By calculating the monthly installment accurately, one can avoid taking on an unaffordable financial commitment.

interest rate conversion

Interest rate conversion is an important part when dealing with financial agreements spread over a period. Since interest rates are usually given on an annual basis, for monthly calculations, we need to convert these to monthly rates. In the exercise, we learned that converting a 25% annual rate to a monthly rate involved using a formula for precision: \[ \text{Monthly Interest Rate} = (1 + \text{Annual Interest Rate})^{\frac{1}{12}} - 1 \]By doing so, we ensure that the monthly figures we are calculating align with the actual cost of the financing arrangement.

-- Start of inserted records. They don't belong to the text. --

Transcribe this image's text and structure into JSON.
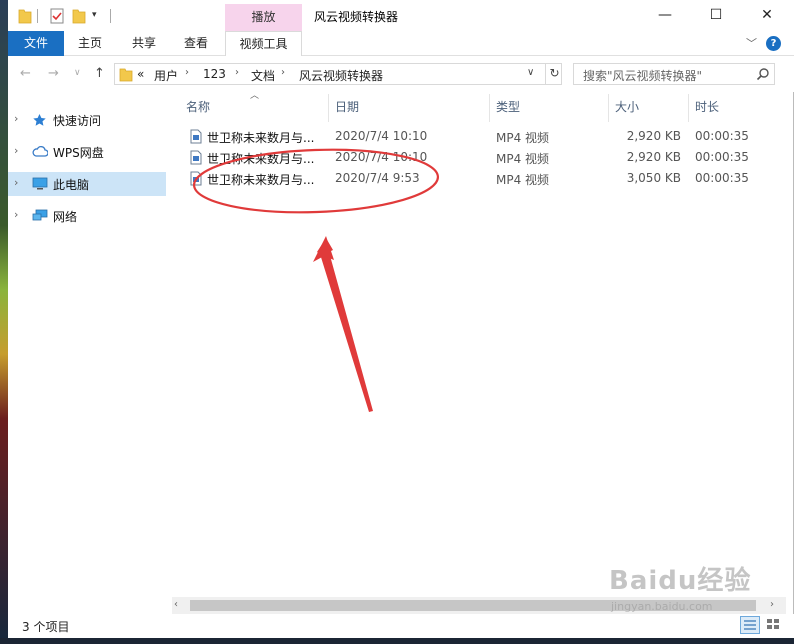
{
  "titlebar": {
    "title": "风云视频转换器",
    "context_tab_header": "播放",
    "buttons": {
      "minimize": "—",
      "maximize": "☐",
      "close": "✕"
    }
  },
  "ribbon": {
    "tabs": [
      {
        "label": "文件",
        "active": true
      },
      {
        "label": "主页"
      },
      {
        "label": "共享"
      },
      {
        "label": "查看"
      },
      {
        "label": "视频工具"
      }
    ],
    "accent": "#1a6fc2",
    "context_color": "#f7d4ec",
    "help": "?"
  },
  "navigation": {
    "breadcrumbs": [
      "«",
      "用户",
      "123",
      "文档",
      "风云视频转换器"
    ],
    "search_placeholder": "搜索\"风云视频转换器\""
  },
  "nav_pane": {
    "items": [
      {
        "label": "快速访问",
        "icon": "star-icon"
      },
      {
        "label": "WPS网盘",
        "icon": "cloud-icon"
      },
      {
        "label": "此电脑",
        "icon": "computer-icon",
        "selected": true
      },
      {
        "label": "网络",
        "icon": "network-icon"
      }
    ],
    "selected_color": "#cce4f7"
  },
  "file_list": {
    "columns": [
      "名称",
      "日期",
      "类型",
      "大小",
      "时长"
    ],
    "rows": [
      {
        "name": "世卫称未来数月与...",
        "date": "2020/7/4 10:10",
        "type": "MP4 视频",
        "size": "2,920 KB",
        "duration": "00:00:35"
      },
      {
        "name": "世卫称未来数月与...",
        "date": "2020/7/4 10:10",
        "type": "MP4 视频",
        "size": "2,920 KB",
        "duration": "00:00:35"
      },
      {
        "name": "世卫称未来数月与...",
        "date": "2020/7/4 9:53",
        "type": "MP4 视频",
        "size": "3,050 KB",
        "duration": "00:00:35"
      }
    ]
  },
  "annotation": {
    "color": "#e03a3a"
  },
  "status": {
    "item_count": "3 个项目"
  },
  "watermark": {
    "logo": "Baidu经验",
    "url": "jingyan.baidu.com"
  }
}
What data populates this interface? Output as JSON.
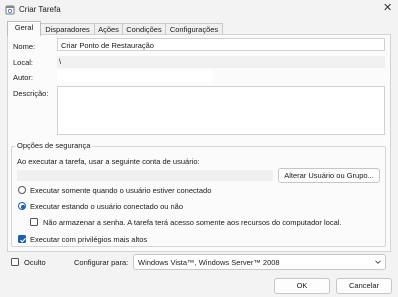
{
  "window": {
    "title": "Criar Tarefa"
  },
  "tabs": [
    {
      "label": "Geral"
    },
    {
      "label": "Disparadores"
    },
    {
      "label": "Ações"
    },
    {
      "label": "Condições"
    },
    {
      "label": "Configurações"
    }
  ],
  "general": {
    "name_label": "Nome:",
    "name_value": "Criar Ponto de Restauração",
    "location_label": "Local:",
    "location_value": "\\",
    "author_label": "Autor:",
    "author_value": "",
    "description_label": "Descrição:",
    "description_value": ""
  },
  "security": {
    "group_title": "Opções de segurança",
    "run_as_text": "Ao executar a tarefa, usar a seguinte conta de usuário:",
    "account_value": "",
    "change_user_button": "Alterar Usuário ou Grupo...",
    "option_logged_on": "Executar somente quando o usuário estiver conectado",
    "option_logged_or_not": "Executar estando o usuário conectado ou não",
    "no_store_password": "Não armazenar a senha. A tarefa terá acesso somente aos recursos do computador local.",
    "highest_privileges": "Executar com privilégios mais altos"
  },
  "footer": {
    "hidden_label": "Oculto",
    "configure_for_label": "Configurar para:",
    "configure_for_value": "Windows Vista™, Windows Server™ 2008",
    "ok_button": "OK",
    "cancel_button": "Cancelar"
  },
  "state": {
    "selected_tab": "Geral",
    "run_option": "logged_or_not",
    "no_store_password_checked": false,
    "highest_privileges_checked": true,
    "hidden_checked": false
  },
  "colors": {
    "accent": "#1a5fb4"
  }
}
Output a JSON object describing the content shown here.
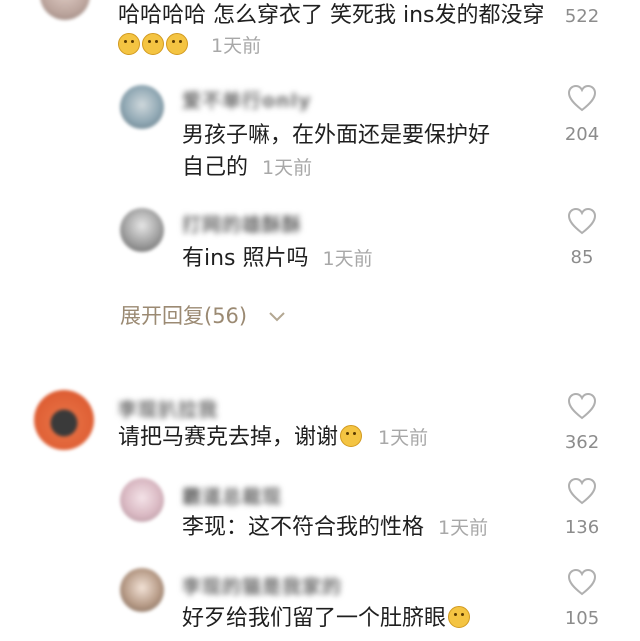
{
  "top_comment": {
    "text": "哈哈哈哈 怎么穿衣了 笑死我 ins发的都没穿",
    "time": "1天前",
    "likes": "522"
  },
  "reply_1": {
    "username": "爱不单行only",
    "line1": "男孩子嘛，在外面还是要保护好",
    "line2": "自己的",
    "time": "1天前",
    "likes": "204"
  },
  "reply_2": {
    "username": "打网的雄酥酥",
    "text": "有ins 照片吗",
    "time": "1天前",
    "likes": "85"
  },
  "expand_replies": {
    "label": "展开回复(56)",
    "icon": "chevron-down-icon"
  },
  "comment_2": {
    "username": "李现扒拉我",
    "text": "请把马赛克去掉，谢谢",
    "time": "1天前",
    "likes": "362"
  },
  "reply_3": {
    "username": "霸道总裁现",
    "text": "李现：这不符合我的性格",
    "time": "1天前",
    "likes": "136"
  },
  "reply_4": {
    "username": "李现的猫是我家的",
    "text": "好歹给我们留了一个肚脐眼",
    "likes": "105"
  },
  "colors": {
    "text": "#1f1f1f",
    "time": "#a8a8a8",
    "count": "#8c8c8c",
    "expand": "#9b8a73",
    "heart_outline": "#b0b0b0"
  },
  "icons": [
    "heart-outline-icon",
    "laugh-cry-emoji",
    "smile-emoji",
    "chevron-down-icon"
  ]
}
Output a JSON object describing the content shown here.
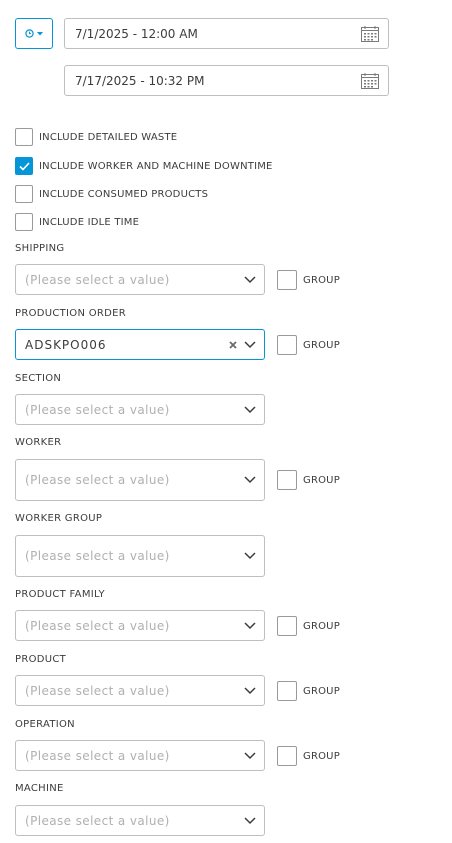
{
  "date_range": {
    "start": "7/1/2025 - 12:00 AM",
    "end": "7/17/2025 - 10:32 PM"
  },
  "options": [
    {
      "label": "INCLUDE DETAILED WASTE",
      "checked": false
    },
    {
      "label": "INCLUDE WORKER AND MACHINE DOWNTIME",
      "checked": true
    },
    {
      "label": "INCLUDE CONSUMED PRODUCTS",
      "checked": false
    },
    {
      "label": "INCLUDE IDLE TIME",
      "checked": false
    }
  ],
  "group_label": "GROUP",
  "placeholder": "(Please select a value)",
  "filters": {
    "shipping": {
      "label": "SHIPPING"
    },
    "production_order": {
      "label": "PRODUCTION ORDER",
      "value": "ADSKPO006"
    },
    "section": {
      "label": "SECTION"
    },
    "worker": {
      "label": "WORKER"
    },
    "worker_group": {
      "label": "WORKER GROUP"
    },
    "product_family": {
      "label": "PRODUCT FAMILY"
    },
    "product": {
      "label": "PRODUCT"
    },
    "operation": {
      "label": "OPERATION"
    },
    "machine": {
      "label": "MACHINE"
    }
  },
  "colors": {
    "accent": "#0696d7",
    "border": "#bfbfbf",
    "placeholder": "#b0b0b0"
  }
}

• Facilitates understanding how interest affects monthly payments.
• Ensures precision in financial calculations.

This step is crucial as miscalculated interest rates can lead to significantly different payment outcomes.

financial mathematics

Financial mathematics encompasses the techniques used to solve various time value of money problems. It's the fusion of mathematics with financial knowledge like interest rates, annuities, and periodic payments. The principles of financial mathematics were applied in the exercise to help us break down the problem into manageable steps.

• Helps in evaluating investment options and financing plans.
• Provides a framework for making sound financial decisions.

Mastering financial mathematics ensures you can approach decisions involving loans, annuities, or investments with confidence, knowing you have an analytical method for evaluating options.